A man known as Shakespeare once wrote*, “Be not afraid of greatness: some are born great, some achieve greatness and some have greatness thrust upon them.” – (Twelfth Night: Act II, Scene V) *I say “known as” because I recently watched the movie Anonymous, and now find myself doubting along with numerous other skeptics.
Regardless of its true origin, I’ve always loved this quote. But I’ve also secretly wondered which, out of the three paths to greatness that Shakespeare outlines, is the most desirable.
In other words, is it luckiest to be born great (ie important), like Queen Victoria or Cleopatra?
Is it more impressive to achieve greatness and notoriety through hard work or sheer ruthlessness, like BB King or Napoleon Bonaparte?
Or, these days, is it simply good enough to position yourself at the right place at the right time, when greatness strikes like lightning? Like that guy who wrote Pride and Prejudice and Zombies. (Disclaimer: while I’m not trying to belittle Seth Grahame-Smith’s accomplishments, I really don’t think I’m alone in saying that if I had access to a time machine, I would gladly go back, hit him in the head with a frying pan, and take the idea first.)
And now, once again, we find ourselves back on the subject of writing. Which one of these will we strive to do or be?
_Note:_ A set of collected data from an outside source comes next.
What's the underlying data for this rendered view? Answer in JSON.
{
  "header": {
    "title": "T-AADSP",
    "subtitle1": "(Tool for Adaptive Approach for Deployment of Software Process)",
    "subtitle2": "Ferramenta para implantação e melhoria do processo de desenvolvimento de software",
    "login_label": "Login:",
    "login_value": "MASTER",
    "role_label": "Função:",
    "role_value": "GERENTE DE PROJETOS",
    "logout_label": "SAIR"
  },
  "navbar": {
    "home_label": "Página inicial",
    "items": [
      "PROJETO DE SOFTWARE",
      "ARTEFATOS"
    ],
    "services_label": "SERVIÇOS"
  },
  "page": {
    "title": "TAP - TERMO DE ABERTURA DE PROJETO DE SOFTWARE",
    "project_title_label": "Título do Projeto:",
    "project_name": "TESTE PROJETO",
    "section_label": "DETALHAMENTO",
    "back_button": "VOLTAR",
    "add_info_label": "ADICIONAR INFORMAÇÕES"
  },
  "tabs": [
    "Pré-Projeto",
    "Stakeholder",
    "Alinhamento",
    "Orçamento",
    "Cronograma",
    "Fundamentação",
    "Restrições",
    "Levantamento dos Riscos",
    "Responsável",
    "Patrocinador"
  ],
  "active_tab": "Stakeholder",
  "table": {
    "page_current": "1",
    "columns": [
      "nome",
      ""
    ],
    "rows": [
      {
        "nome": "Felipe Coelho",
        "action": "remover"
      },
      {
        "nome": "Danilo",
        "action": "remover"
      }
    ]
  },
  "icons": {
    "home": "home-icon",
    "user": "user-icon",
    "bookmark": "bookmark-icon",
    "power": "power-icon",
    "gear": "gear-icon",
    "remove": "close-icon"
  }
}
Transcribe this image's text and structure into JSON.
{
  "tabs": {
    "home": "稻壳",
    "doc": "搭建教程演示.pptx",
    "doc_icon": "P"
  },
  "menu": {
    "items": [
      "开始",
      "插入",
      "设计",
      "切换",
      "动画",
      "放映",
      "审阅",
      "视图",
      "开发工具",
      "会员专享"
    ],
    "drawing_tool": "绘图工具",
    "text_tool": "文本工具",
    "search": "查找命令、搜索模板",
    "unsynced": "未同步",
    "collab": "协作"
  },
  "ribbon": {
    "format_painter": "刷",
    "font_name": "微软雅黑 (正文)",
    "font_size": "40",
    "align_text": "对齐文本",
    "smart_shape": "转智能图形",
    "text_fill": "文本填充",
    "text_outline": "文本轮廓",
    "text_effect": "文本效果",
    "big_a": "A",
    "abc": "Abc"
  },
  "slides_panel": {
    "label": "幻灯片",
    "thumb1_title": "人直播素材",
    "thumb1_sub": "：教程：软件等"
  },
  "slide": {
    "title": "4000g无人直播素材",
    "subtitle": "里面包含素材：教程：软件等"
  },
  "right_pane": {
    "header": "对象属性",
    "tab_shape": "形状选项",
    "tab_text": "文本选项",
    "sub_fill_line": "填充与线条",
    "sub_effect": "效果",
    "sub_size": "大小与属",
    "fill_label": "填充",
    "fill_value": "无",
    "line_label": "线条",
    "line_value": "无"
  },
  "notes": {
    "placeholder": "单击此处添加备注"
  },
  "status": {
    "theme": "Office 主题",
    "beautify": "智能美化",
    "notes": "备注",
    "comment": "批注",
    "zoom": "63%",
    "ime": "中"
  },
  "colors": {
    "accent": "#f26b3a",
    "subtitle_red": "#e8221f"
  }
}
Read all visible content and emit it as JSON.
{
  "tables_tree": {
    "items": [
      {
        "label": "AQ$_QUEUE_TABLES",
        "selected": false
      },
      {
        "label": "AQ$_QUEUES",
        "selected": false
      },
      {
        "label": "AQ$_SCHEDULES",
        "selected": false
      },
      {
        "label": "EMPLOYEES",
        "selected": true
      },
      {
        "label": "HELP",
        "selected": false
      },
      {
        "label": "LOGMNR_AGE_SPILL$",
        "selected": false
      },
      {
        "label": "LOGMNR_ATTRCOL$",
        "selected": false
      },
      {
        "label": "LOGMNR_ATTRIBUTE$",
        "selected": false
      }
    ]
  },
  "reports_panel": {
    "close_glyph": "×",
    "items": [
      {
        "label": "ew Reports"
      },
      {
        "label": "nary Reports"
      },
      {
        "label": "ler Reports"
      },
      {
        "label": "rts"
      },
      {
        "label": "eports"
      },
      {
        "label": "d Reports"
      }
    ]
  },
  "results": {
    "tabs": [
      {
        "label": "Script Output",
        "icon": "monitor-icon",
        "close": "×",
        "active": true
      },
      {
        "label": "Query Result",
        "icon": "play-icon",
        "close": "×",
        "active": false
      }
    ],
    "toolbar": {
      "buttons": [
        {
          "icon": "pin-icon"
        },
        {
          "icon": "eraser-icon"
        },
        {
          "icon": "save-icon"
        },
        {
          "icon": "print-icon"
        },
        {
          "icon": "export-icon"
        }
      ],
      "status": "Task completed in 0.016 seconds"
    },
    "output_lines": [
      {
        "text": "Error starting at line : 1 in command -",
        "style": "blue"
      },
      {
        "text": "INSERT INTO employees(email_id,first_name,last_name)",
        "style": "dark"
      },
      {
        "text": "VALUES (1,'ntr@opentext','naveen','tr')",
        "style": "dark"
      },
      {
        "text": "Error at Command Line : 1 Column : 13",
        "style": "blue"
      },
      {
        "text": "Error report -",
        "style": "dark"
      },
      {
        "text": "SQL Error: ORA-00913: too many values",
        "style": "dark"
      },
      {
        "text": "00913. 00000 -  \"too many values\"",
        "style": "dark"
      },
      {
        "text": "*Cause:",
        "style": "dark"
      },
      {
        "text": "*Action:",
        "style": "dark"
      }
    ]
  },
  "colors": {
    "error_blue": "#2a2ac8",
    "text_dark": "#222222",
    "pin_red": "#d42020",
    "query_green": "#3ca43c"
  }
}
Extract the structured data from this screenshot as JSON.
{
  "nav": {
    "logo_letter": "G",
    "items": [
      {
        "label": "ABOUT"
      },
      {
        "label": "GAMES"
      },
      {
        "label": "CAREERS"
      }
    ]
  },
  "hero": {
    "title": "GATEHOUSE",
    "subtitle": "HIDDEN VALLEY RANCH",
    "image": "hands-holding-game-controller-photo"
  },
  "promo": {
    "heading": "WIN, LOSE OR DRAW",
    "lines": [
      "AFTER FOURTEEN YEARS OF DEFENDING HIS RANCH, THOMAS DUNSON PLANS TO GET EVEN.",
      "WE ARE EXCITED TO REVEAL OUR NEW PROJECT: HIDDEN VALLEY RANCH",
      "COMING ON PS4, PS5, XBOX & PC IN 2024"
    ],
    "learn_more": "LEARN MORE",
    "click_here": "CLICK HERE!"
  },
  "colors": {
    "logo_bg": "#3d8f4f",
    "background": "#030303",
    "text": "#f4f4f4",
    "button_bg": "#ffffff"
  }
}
For most of us, being born with the ability to publish isn’t in the cards. (Unless your name is Chris Paolini, of course. *Again, no bitterness here, just a bit of well-deserved envy.)
Likewise, if you think you know what hard work is, I’d seriously urge you to read Stephen King’s autobiographical book On Writing.
Finally, I don’t think anyone really plans to be great. (Or, if they do, it doesn’t always work out.) Some people get lucky, that’s true. But it doesn’t necessarily mean that they weren’t working just as hard as the rest of us.
While we’re at it, there’s another quote from a place I can’t quite remember: In order to succeed, you can be first, you can be better, or you can cheat.
If there was a cheat code for writing the next great novel, someone would’ve made millions by now marketing it to starving authors. If there was a way to ensure being the absolute first at anything, we wouldn’t have authors being sued left and right for supposedly “stealing” other people’s life stories or ideas. And if there is a word in the English language more subjective than “better,” I’d like to hear about it.
The moral of this story, boys and girls, is that being a GREAT writer comes down to one thing only: being the best writer YOU can possibly be.
After that, the rest is up to chance, fate, or lightning.